It has been hard to avoid news of COP26 over the past few weeks as leaders from all over the world have congregated in Glasgow for this year’s United Nations Climate Change Conference.
The Summit, presided over by Alok Sharma MP, brings together country representatives and experts to work on accelerating action to stop global warming. They will be agreeing how to achieve the goal set at COP21 in Paris to limit global warming at 1.5 degrees, a goal that all countries agreed to. This requires each country to create a plan for reducing emissions known as Nationally Determined Contributions, or ‘NDCs’. Now, the countries are to return with an updated plan.
What does Boris want from COP?
The UK Government has set four key goals for the Summit: cars, coal, trees, and cash. In other words, we want to see each country set 2030 emissions reduction targets that will: end the use of coal power; accelerate the move to clean electric vehicles; end deforestation; and finance the green transition and help the most vulnerable countries.
It was been identified that much work needs to be done by the end of the decade if we are to achieve the goal of net zero by 2050, meaning these targets are very significant.
The UK is already setting an example to other countries, showing that economic growth can come hand in hand with decarbonisation. In fact, we have decarbonised our economy faster than any other country in the G20 since 2000, and we were the first major economy to put into law that we will reach net zero carbon emissions by 2050.
Ultimately, to achieve net zero emissions globally will require work from everyone. There has been quite a focus on climate justice- both recognising that poorer countries may be more vulnerable to the effects of climate change, and supporting these countries to work towards decarbonisation, and to this effect, the Prime Minister has announced a £3 billion funding package to support the rollout of revolutionary green technology in developing countries– helping the world’s most vulnerable to mitigate the effects of climate change. It is hoped that this commitment will lead the way in encouraging other larger economies to take necessary responsibility for making this goal a reality.
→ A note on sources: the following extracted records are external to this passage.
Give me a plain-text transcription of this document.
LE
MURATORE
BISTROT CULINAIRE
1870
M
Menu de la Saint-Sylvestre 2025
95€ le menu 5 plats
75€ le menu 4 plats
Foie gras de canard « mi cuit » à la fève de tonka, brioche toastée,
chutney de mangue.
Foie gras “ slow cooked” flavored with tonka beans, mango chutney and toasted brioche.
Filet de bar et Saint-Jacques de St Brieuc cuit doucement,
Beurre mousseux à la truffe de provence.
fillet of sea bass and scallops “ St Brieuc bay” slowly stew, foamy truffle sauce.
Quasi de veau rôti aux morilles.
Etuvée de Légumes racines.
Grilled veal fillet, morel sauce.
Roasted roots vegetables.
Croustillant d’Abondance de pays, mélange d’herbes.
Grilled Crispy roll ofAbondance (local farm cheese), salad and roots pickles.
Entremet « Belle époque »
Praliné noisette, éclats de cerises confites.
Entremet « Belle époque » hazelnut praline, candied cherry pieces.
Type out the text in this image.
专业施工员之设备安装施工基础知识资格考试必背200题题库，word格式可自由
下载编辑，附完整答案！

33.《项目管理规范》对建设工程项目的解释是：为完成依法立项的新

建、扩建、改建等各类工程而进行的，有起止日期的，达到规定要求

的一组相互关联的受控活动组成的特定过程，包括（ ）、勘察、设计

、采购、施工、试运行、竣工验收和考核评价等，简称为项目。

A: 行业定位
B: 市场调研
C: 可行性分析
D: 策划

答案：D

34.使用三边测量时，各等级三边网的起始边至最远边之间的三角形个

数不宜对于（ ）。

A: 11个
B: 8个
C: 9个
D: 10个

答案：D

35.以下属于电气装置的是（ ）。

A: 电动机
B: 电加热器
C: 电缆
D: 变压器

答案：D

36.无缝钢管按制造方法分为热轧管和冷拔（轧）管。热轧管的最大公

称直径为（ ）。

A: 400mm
Furthermore, there were concerns that some countries were reluctant to engage in this process and hesitant to commit to the work required to achieve net zero. Some of these countries, such as China, are also major contributors to global warming. It is therefore promising that, thus far, the likes of China, Russia and Brazil have offered some pledges and partaken in some agreements. Again, we cannot achieve the ultimate goal without work from every country, so, while imperfect, the movements from these countries are being cautiously welcomed.
It is no secret that achieving net zero carbon emissions by 2050 is a tremendous challenge, and in reality, one that the world is not currently on track to meet. Though, COP26 is an opportunity to make real plans and commitments to change that. It has been positive to see many countries stepping up to the plate, we now need to see the rest doing their bit. I congratulate those involved for their work so far and wish them good luck with the rest of the Summit.
On a similar note, the Environment Bill returns to the Commons for further consideration of the Lords’ amendments this week. This is a Bill intended to help us capitalise on our new freedom from the EU, to make our own ambitious laws and targets around climate change and the environment and to establish a new Office for Environmental Protection amongst other things. You can find my response to the previous Lords Amendment 45 here: Comment on Lords Amendment 45 (Environment Bill - Sewage) | Anne Marie Morris. I look forward to continuing to play my part in getting this important legislation right.